I find it funny that I was encouraging so much "hurry up" in these times as these are the times I am safe and home with those I love. These are the moments many look back and reflect that were among the most special. Why am I rushing them along to be lost in the dust of oligation? Both my kids will ventually find it no longer "cool" to spend this time with me, at least for a while, why not at least drink in what I can when I have it in front of me. What am I trying to hurry up to? Work? Stress? The "real world"? Why would I want to speed up kissing my kids on the head to wake them? Why speed up holding the hand of my son and listen to him humming a random song he learned in school awkwardly navigating through the words? Hurry to get to what? I spend all day yearning to get back to here to often only "hurry" it away.

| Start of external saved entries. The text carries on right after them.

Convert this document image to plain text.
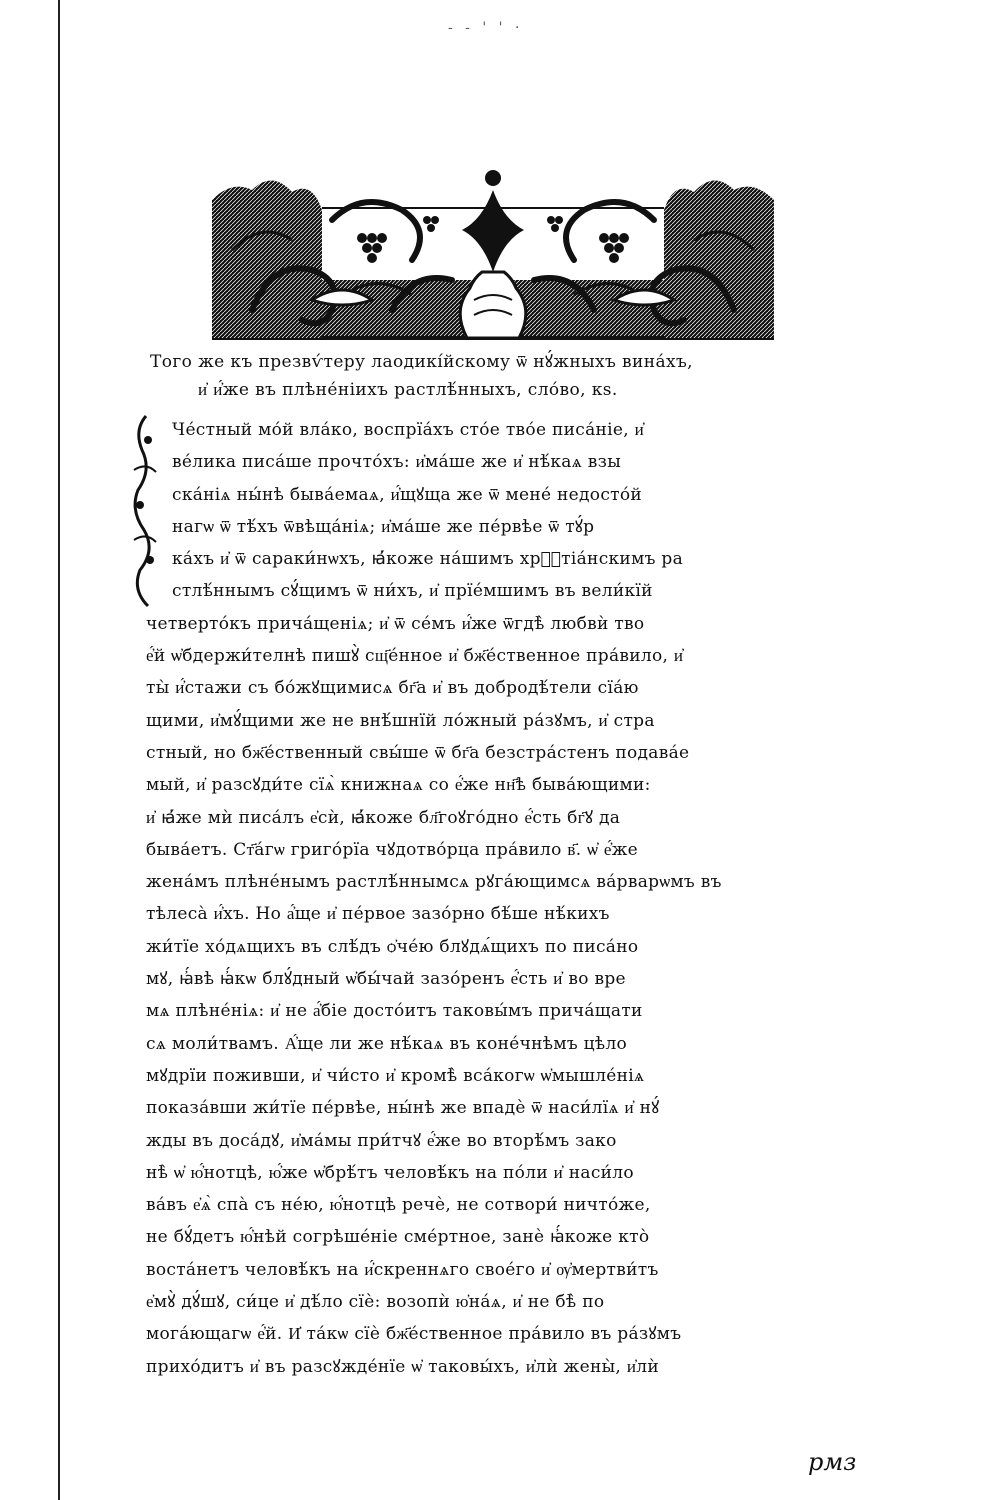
- - ' ' ·
Того же къ презвѵ́теру лаодикі́йскому ѿ нꙋ́жныхъ вина́хъ,
и҆ и҆́же въ плѣне́ніихъ растлѣ́нныхъ, сло́во, кѕ.
Че́стный мо́й вла́ко, воспрїа́хъ сто́е тво́е писа́ніе, и҆
ве́лика писа́ше прочто́хъ: и҆ма́ше же и҆ нѣ́каѧ взы
ска́ніѧ ны́нѣ быва́емаѧ, и҆́щꙋща же ѿ мене́ недосто́й
нагѡ ѿ тѣ́хъ ѿвѣща́ніѧ; и҆ма́ше же пе́рвѣе ѿ тꙋ́р
ка́хъ и҆ ѿ сараки́нѡхъ, ꙗ҆́коже на́шимъ хрⷭ҇тіа́нскимъ ра
стлѣ́ннымъ сꙋ́щимъ ѿ ни́хъ, и҆ прїе́мшимъ въ вели́кїй
четверто́къ прича́щеніѧ; и҆ ѿ се́мъ и҆́же ѿгдѣ̀ любвѝ тво
е҆́й ѡ҆бдержи́телнѣ пишꙋ̀ сщ҃е́нное и҆ бж҃е́ственное пра́вило, и҆
ты̀ и҆́стажи съ бо́жꙋщимисѧ бг҃а и҆ въ добродѣ́тели сїа́ю
щими, и҆мꙋ́щими же не внѣ́шнїй ло́жный ра́зꙋмъ, и҆ стра
стный, но бж҃е́ственный свы́ше ѿ бг҃а безстра́стенъ подава́е
мый, и҆ разсꙋди́те сїѧ̀ книжнаѧ со е҆́же нн҃ѣ быва́ющими:
и҆ ꙗ҆́же мѝ писа́лъ е҆сѝ, ꙗ҆́коже бл҃гоꙋго́дно е҆́сть бг҃ꙋ да
быва́етъ. Ст҃а́гѡ григо́рїа чꙋдотво́рца пра́вило в҃. ѡ҆ е҆́же
жена́мъ плѣне́нымъ растлѣ́ннымсѧ рꙋга́ющимсѧ ва́рварѡмъ въ
тѣлеса̀ и҆́хъ. Но а҆́ще и҆ пе́рвое зазо́рно бѣ́ше нѣ́кихъ
жи́тїе хо́дѧщихъ въ слѣ́дъ ѻ҆че́ю блꙋдѧ́щихъ по писа́но
мꙋ, ꙗ҆́вѣ ꙗ҆́кѡ блꙋ́дный ѡ҆бы́чай зазо́ренъ е҆́сть и҆ во вре
мѧ плѣне́ніѧ: и҆ не а҆́біе досто́итъ таковы́мъ прича́щати
сѧ моли́твамъ. А҆́ще ли же нѣ́каѧ въ коне́чнѣмъ цѣло
мꙋдрїи поживши, и҆ чи́сто и҆ кромѣ̀ вса́когѡ ѡ҆мышле́ніѧ
показа́вши жи́тїе пе́рвѣе, ны́нѣ же впадѐ ѿ наси́лїѧ и҆ нꙋ́
жды въ доса́дꙋ, и҆ма́мы при́тчꙋ е҆́же во вторѣ́мъ зако
нѣ̀ ѡ҆ ю҆́нотцѣ, ю҆́же ѡ҆брѣ́тъ человѣ́къ на по́ли и҆ наси́ло
ва́въ е҆ѧ̀ спа̀ съ не́ю, ю҆́нотцѣ речѐ, не сотвори́ ничто́же,
не бꙋ́детъ ю҆́нѣй согрѣше́ніе сме́ртное, занѐ ꙗ҆́коже кто̀
воста́нетъ человѣ́къ на и҆́скреннѧго свое́го и҆ ѹ҆мертви́тъ
е҆мꙋ̀ дꙋ́шꙋ, си́це и҆ дѣ́ло сїѐ: возопѝ ю҆на́ѧ, и҆ не бѣ̀ по
мога́ющагѡ е҆́й. И҆ та́кѡ сїѐ бж҃е́ственное пра́вило въ ра́зꙋмъ
прихо́дитъ и҆ въ разсꙋжде́нїе ѡ҆ таковы́хъ, и҆лѝ жены̀, и҆лѝ
рмз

With awareness I can work on this and try to rework my morning pattern. It takes time, and with that precious resource fleeting, I must make a solid attempt quickly. I can spend time, or waste time, but now I must manage it better. If we find that these moments in our life are not among the most blessed, perhpas we are doing it wrong...

2 comments:

pebbleinthepond1111 said...

Must be "in the air", Mr. Regular Guy...Just this morning an old dutch saying I saw at an Amish restaurant as a child came to mind: "The Hurrier I go The Behinder I Get." That point was beautifully illustrated as I was preparing breakfast for my 8 year old whom I have affectionately deemed "Miss Mosey". In a panic brought on by the realization that we had 15 minutes to do 30 minutes worth of 'stuff' before the bus arrived, I spilled an entire bowl of generic fruit-loops all over myself and the kitchen floor. I'm grateful that Ms. Mosey has very fast reflexes or a change of clothes would have been added to the 'stuff'. If I were to tally every "Hurry!" that comes out of my mouth when talking to my children, I'm quite certain I would be ashamed. My energy in the a.m. sets the pace for their entire day. They have enough "Hurry!" in their little heads when they get to school. My 14 year old came home this afternoon complaining that she got in trouble for being 4 seconds late to one of her classes. How can there be any order to their day when "Hurry!" is the order of the day? The "Hurrier/Behinder" adage has been on my mind quite a bit today because I, too, saw that I was setting the pace for the entire day by hitting the ground hurrying. This has been a very cool confirmation that if I want my children to grow up knowing what it feels like to be serene in spirit I must start paying attention to the way I help them begin their days. I don't want them grow up feeling the sense of urgency and time-consciousness that plagues most of us every day all day. It is my desire to teach my children the concept of living in the NOW. And that doesn't mean, "Go brush your teeth, NOW!!" Thanks for the insights, R.G. Namaste.

The Regular Guy said...

I think we are going to have some fun here...
I will have to chat with you on the "pebble in the pond", I have been sing that term for years fo something and in some of my video productions, had a pebble drop with the ripples retracting outwards - just another coincidence my dear! Welcome aboard!